Labour slam ‘deeply troubling’ Northern Ireland plans

Labour’s shadow Foreign Office minister Stephen Doughty has slammed Liz Truss’ plans to unilaterally suspend parts of the Northern Ireland Protocol as “deeply troubling”.

“The right response to these challenges cannot simply be to breach our commitments. It is deeply troubling for the Foreign Secretary to be proposing a Bill to apparently break the treaty that the government itself signed just two years ago,” he said in response to Truss’ address to MPs earlier today.

“That will not resolve issues in Northern Ireland in the long term and rather it will undermine trust and make a breakthrough more difficult.

“It would drive a downward spiral in our relationship with the EU that will have damaging consequences for British businesses and consumers.”
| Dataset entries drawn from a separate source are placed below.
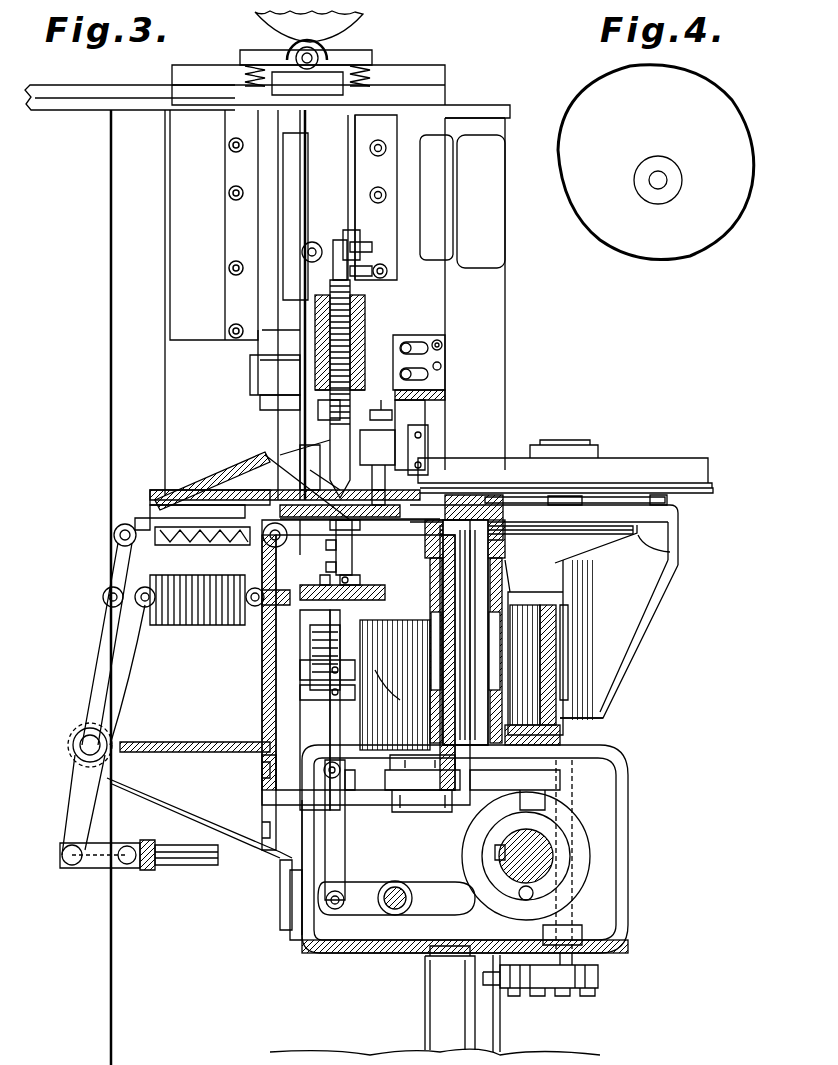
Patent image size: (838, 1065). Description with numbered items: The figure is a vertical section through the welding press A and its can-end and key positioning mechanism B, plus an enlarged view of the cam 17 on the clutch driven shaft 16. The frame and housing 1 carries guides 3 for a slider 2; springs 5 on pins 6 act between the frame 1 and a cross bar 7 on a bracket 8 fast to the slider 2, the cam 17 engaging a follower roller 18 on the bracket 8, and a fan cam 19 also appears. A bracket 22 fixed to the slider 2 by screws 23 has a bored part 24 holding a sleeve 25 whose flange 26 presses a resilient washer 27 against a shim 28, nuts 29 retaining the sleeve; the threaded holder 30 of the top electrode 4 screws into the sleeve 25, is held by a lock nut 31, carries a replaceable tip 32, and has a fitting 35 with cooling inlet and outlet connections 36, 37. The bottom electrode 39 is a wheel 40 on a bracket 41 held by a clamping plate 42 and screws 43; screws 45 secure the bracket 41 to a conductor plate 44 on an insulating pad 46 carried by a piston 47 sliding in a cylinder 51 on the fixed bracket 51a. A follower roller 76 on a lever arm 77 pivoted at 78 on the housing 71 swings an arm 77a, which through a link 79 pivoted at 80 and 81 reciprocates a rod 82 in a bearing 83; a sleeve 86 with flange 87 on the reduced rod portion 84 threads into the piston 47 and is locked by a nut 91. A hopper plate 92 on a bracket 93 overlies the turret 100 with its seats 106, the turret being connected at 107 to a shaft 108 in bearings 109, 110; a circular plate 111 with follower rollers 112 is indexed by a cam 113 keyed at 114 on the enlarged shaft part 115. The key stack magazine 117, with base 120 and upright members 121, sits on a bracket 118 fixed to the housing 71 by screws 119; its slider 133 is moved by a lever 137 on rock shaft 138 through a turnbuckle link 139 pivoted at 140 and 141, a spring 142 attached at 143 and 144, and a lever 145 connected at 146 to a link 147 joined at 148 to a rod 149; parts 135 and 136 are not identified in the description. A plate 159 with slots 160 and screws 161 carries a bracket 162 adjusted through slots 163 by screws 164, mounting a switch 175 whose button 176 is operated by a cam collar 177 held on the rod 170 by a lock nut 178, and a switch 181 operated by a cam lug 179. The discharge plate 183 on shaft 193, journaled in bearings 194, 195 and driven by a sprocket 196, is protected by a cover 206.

In FIG. 3, the combined frame and housing 1 is at (472, 120).
In FIG. 3, the slider 2 is at (285, 115).
In FIG. 3, the guides 3 is at (235, 172).
In FIG. 3, the top electrode 4 is at (338, 445).
In FIG. 3, the springs 5 is at (375, 80).
In FIG. 3, the frame carried pins 6 is at (365, 66).
In FIG. 3, the cross bar 7 is at (348, 57).
In FIG. 3, the bracket 8 is at (318, 78).
In FIG. 4, the driven shaft of the clutch 16 is at (660, 172).
In FIG. 4, the cam 17 is at (745, 170).
In FIG. 3, the follower roller 18 is at (290, 47).
In FIG. 3, the fan cam 19 is at (310, 18).
In FIG. 3, the bracket 22 is at (330, 395).
In FIG. 3, the screws 23 is at (300, 398).
In FIG. 3, the vertically bored part 24 is at (318, 350).
In FIG. 3, the sleeve 25 is at (318, 338).
In FIG. 3, the flange 26 is at (300, 437).
In FIG. 3, the resilient rubber washer 27 is at (325, 410).
In FIG. 3, the shim 28 is at (325, 365).
In FIG. 3, the nuts 29 is at (362, 320).
In FIG. 3, the holder 30 is at (310, 455).
In FIG. 3, the lock nut 31 is at (330, 290).
In FIG. 3, the replaceable electrode tip 32 is at (338, 482).
In FIG. 3, the fitting 35 is at (343, 248).
In FIG. 3, the inlet connection 36 is at (362, 248).
In FIG. 3, the outlet connection 37 is at (375, 268).
In FIG. 3, the bottom electrode 39 is at (352, 550).
In FIG. 3, the wheel or disk 40 is at (360, 528).
In FIG. 3, the bracket 41 is at (340, 572).
In FIG. 3, the clamping plate 42 is at (306, 536).
In FIG. 3, the screws 43 is at (326, 566).
In FIG. 3, the conductor plate 44 is at (370, 595).
In FIG. 3, the screws 45 is at (362, 580).
In FIG. 3, the insulating separator pad 46 is at (300, 630).
In FIG. 3, the piston 47 is at (300, 645).
In FIG. 3, the cylinder 51 is at (360, 625).
In FIG. 3, the fixed bracket 51a is at (396, 680).
In FIG. 3, the housing 71 is at (300, 935).
In FIG. 3, the follower roller 76 is at (520, 918).
In FIG. 3, the lever arm 77 is at (396, 898).
In FIG. 3, the lever arm 77a is at (340, 945).
In FIG. 3, the pivot 78 is at (393, 886).
In FIG. 3, the link 79 is at (345, 812).
In FIG. 3, the pivot 80 is at (295, 888).
In FIG. 3, the pivot 81 is at (360, 788).
In FIG. 3, the rod 82 is at (345, 770).
In FIG. 3, the bearing 83 is at (268, 728).
In FIG. 3, the reduced diameter rod portion 84 is at (325, 648).
In FIG. 3, the sleeve 86 is at (395, 685).
In FIG. 3, the flange 87 is at (310, 690).
In FIG. 3, the lock nut 91 is at (320, 670).
In FIG. 3, the hopper plate 92 is at (690, 512).
In FIG. 3, the bracket 93 is at (645, 605).
In FIG. 3, the transverse turret 100 is at (680, 548).
In FIG. 3, the can end receiving seats 106 is at (580, 540).
In FIG. 3, the connection 107 is at (500, 470).
In FIG. 3, the vertical shaft 108 is at (465, 632).
In FIG. 3, the bearing 109 is at (530, 577).
In FIG. 3, the bearing 110 is at (545, 690).
In FIG. 3, the circular plate 111 is at (600, 760).
In FIG. 3, the follower rollers 112 is at (432, 805).
In FIG. 3, the indexing cam 113 is at (580, 835).
In FIG. 3, the key 114 is at (495, 852).
In FIG. 3, the enlarged part of shaft 115 is at (555, 870).
In FIG. 3, the key stack magazine 117 is at (200, 470).
In FIG. 3, the bracket 118 is at (125, 740).
In FIG. 3, the screws 119 is at (264, 826).
In FIG. 3, the base 120 is at (185, 490).
In FIG. 3, the upright members 121 is at (305, 160).
In FIG. 3, the slider 133 is at (270, 500).
In FIG. 3, the bracket 135 is at (146, 505).
In FIG. 3, the plate 136 is at (355, 505).
In FIG. 3, the lever 137 is at (100, 627).
In FIG. 3, the rock shaft 138 is at (80, 745).
In FIG. 3, the adjustable turnbuckle link 139 is at (197, 545).
In FIG. 3, the pivot 140 is at (114, 532).
In FIG. 3, the pivot 141 is at (262, 542).
In FIG. 3, the spring 142 is at (180, 625).
In FIG. 3, the spring connection 143 is at (135, 590).
In FIG. 3, the spring connection 144 is at (262, 588).
In FIG. 3, the lever 145 is at (72, 790).
In FIG. 3, the connection 146 is at (92, 866).
In FIG. 3, the link 147 is at (95, 885).
In FIG. 3, the connection 148 is at (140, 868).
In FIG. 3, the rod 149 is at (195, 870).
In FIG. 3, the plate 159 is at (445, 345).
In FIG. 3, the slots 160 is at (440, 355).
In FIG. 3, the screws 161 is at (445, 338).
In FIG. 3, the bracket 162 is at (445, 397).
In FIG. 3, the horizontal slots 163 is at (440, 390).
In FIG. 3, the screws 164 is at (430, 376).
In FIG. 3, the rod 170 is at (400, 500).
In FIG. 3, the switch 175 is at (425, 415).
In FIG. 3, the operating button 176 is at (379, 460).
In FIG. 3, the cam collar 177 is at (376, 408).
In FIG. 3, the lock nut 178 is at (372, 512).
In FIG. 3, the cam lug 179 is at (390, 496).
In FIG. 3, the switch 181 is at (425, 440).
In FIG. 3, the discharge plate 183 is at (715, 495).
In FIG. 3, the shaft 193 is at (560, 905).
In FIG. 3, the bearing 194 is at (608, 711).
In FIG. 3, the bearing 195 is at (585, 940).
In FIG. 3, the sprocket 196 is at (600, 980).
In FIG. 3, the cover 206 is at (700, 468).
In FIG. 3, the welding press A is at (99, 401).
In FIG. 3, the mechanism B is at (520, 371).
Doughty admitted that the Protocol while has prompted “new tensions that do need to be addressed… both the UK government and the EU need to show willing and good faith”.

“This is not a time for political posturing or high stakes brinkmanship.

“Everyone recognises that the situation in Northern Ireland is unique and we want checks to be reduced to their absolute necessary minimum and for them to properly reflect trade related risks.”

He said that “either they [the government] did not understand their own agreement, they were not up front about the reality of it or they intended to break it all along”.

“The prime minister negotiated this deal, signed it, ran an election campaign on it, he must take responsibility for it and make it work,” he went on.

In a legal statement released this afternoon, Maros Sefcovic, vice president of the European Commission, seemed to imply a trade war could unravel if the UK were to plough ahead with the plans.